Lorsqu'une demande ne revêt pas un caractère de priorité par rapport aux autres demandes et à défaut de priorité établie par le Ministre chargé de l'Hydraulique, celui-ci peut décider d'accorder la préférence à la première en date.
Article 39
L'Acte d'autorisation ou de permis porte en même temps le cas échéant, autorisation d'occupation du domaine public de l'Hydraulique. Selon la Loi 036/APNI du 09 Novembre 1981 en son article 2 les domaines publics de l'Hydraulique sont définis comme étant :
a) les cours d'eau, lacs, étangs et mares b) - les eaux souterraines phréatiques et profondes, les sources;
c) - les eaux territoriales maritimes (dans les limites de la zone économique exclusive);
d) - les lits et berges des cours d'eau, les cuvettes des lacs et mares;
e) les ouvrages édifiés sur les eaux ou en liaison avec les eaux qui directement ou indirectement modifient le régime d'écoulement naturel ou la qualité naturelle des eaux;
f) les eaux formant ou traversant la frontière de l'état guinéen dans la mesure où des conventions auxquelles la République de Guinée a souscrit ne prévoient pas d'autres dispositions.
Article 40
Les charges d'instruction des demandes d'autorisation, de permis ou de récolement des travaux, que ces autorisations ou permis soient accordés ou refusés, sont supportées par le demandeur.
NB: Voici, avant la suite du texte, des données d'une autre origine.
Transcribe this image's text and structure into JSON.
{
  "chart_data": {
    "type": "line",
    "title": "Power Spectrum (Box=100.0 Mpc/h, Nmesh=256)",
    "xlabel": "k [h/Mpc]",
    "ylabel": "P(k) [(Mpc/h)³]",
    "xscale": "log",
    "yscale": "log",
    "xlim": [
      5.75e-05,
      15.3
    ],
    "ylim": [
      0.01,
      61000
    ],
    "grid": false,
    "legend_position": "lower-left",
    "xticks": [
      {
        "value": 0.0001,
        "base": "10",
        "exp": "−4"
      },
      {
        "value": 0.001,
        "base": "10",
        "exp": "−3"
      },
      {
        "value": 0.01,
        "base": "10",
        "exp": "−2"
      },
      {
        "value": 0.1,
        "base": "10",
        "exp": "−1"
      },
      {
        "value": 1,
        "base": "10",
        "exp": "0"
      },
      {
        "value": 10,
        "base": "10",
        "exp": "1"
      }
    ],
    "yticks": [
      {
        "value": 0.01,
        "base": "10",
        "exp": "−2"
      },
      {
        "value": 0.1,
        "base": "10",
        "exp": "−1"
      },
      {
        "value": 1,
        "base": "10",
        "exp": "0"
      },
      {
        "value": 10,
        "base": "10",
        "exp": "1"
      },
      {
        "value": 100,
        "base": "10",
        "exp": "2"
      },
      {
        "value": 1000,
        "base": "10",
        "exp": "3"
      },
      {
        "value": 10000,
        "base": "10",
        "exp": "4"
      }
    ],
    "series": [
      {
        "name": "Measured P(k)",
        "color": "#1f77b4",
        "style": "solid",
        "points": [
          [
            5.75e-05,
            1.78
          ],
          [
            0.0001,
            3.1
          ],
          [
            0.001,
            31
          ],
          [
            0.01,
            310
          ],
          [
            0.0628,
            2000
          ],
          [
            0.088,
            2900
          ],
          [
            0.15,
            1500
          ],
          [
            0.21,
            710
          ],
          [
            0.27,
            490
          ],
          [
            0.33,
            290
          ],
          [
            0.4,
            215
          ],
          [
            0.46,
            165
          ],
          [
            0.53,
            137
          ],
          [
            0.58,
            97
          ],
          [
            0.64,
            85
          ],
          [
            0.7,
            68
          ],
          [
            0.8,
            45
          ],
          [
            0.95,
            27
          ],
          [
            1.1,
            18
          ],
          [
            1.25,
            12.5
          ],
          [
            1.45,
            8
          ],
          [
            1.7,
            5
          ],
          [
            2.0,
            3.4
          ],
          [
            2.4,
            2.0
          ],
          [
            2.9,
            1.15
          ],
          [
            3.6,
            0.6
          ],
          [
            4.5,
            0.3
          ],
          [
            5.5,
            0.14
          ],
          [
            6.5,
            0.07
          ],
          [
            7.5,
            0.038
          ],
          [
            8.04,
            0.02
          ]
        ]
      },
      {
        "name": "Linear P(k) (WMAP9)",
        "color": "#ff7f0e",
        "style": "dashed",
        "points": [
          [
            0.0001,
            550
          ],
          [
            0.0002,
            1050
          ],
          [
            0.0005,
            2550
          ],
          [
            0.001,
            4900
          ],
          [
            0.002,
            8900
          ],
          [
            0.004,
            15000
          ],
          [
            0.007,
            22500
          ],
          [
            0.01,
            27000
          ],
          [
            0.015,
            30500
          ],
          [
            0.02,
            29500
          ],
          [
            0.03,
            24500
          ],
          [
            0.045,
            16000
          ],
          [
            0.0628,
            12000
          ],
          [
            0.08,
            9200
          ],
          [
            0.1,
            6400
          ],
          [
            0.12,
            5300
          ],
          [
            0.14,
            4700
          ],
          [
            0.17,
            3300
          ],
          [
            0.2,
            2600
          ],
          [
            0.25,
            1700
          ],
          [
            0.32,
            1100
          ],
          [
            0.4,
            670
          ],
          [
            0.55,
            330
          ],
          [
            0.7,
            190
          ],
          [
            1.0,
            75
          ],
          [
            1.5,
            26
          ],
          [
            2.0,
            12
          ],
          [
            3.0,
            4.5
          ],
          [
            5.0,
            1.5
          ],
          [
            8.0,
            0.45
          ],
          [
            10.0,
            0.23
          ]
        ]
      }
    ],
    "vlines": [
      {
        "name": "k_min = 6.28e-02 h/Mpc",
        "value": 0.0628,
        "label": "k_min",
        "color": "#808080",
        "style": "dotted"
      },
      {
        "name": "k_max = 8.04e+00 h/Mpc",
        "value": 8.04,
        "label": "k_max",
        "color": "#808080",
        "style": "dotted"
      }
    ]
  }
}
Elles sont fixées par la réglementation tarifaire spécifique en vigueur.
Article 41
En cas de cession définitive ou pour une période supérieure à deux(2) ans de l'exploitation ou de changement de l'affectation indiquée à la demande d'autorisation ou de permis d'un ouvrage ou d'une installation, l'exploitant, ou à défaut, le propriétaire, doit en faire la déclaration au Préfet ou au Ministre chargé de l'Hydraulique selon le cas, dans le mois qui suit la cession définitive, l'expiration du délai de deux(2) ans ou le changement d'affectation.
Les conditions de forme et de procédure relatives à cette déclaration sont analogues à celles requises pour la Déclaration mentionnée à l'article 33 ci-dessus.
Article 42
Tout incident ou accident intéressant une installation, un ouvrage ou une activité entrant dans le champ d'application du présent arrêté doit être déclaré dans les mêmes conditions mentionnées à l'article 36 ci-dessus.
Article 43
Selon le cas, le Préfet ou le Ministre chargé de l'Hydraulique peut décider que la remise en service d'un ouvrage ou d'une installation hors d'usage pour une raison accidentelle sera subordonnée à une nouvelle autorisation ou un nouveau permis, si la remise en service entraîne des modifications à son fonctionnement ou à son exploitation, ou si l'accident est révélateur de risques insuffisamment pris en compte initialement.
Article 44
En cas de révocation, de déchéance, de mesure d'interdiction d'utilisation, de mise hors service ou de suppression, l'exploitant, ou à défaut le propriétaire de l'installation ou de l'ouvrages est tenu jusqu'à la remise en service, la reprise de l'activité ou la remise en état des lieux, de prendre toutes les dispositions nécessaires pour assurer la surveillance de l'installation ou de l'ouvrage, l'écoulement des eaux ou l'élimination des matières polluantes susceptibles d'être véhiculées par l'eau.
Article 45
Tout rejet d'effluent dans les puits, sondages ou galeries souterraines, est interdit.
Article 46
Sans préjudice des sanctions prévues au Code Pénal et à l'article 60 de la Loi L/005/CTRN/94 du 14 Février 1994, portant Code de l'Eau, les seuils de pénalité sont visés par la Loi L/2007/AN du 04 Juillet 2007 fixant les pénalités relatives aux infractions au Code de l'Eau.
Article 47
Les litiges ou contestations s'élevant à propos d'une autorisation ou d'un permis sont tranchés en première instance par le tribunal dans la circonscription duquel est située l'opération ou la plus grande partie de celle-ci.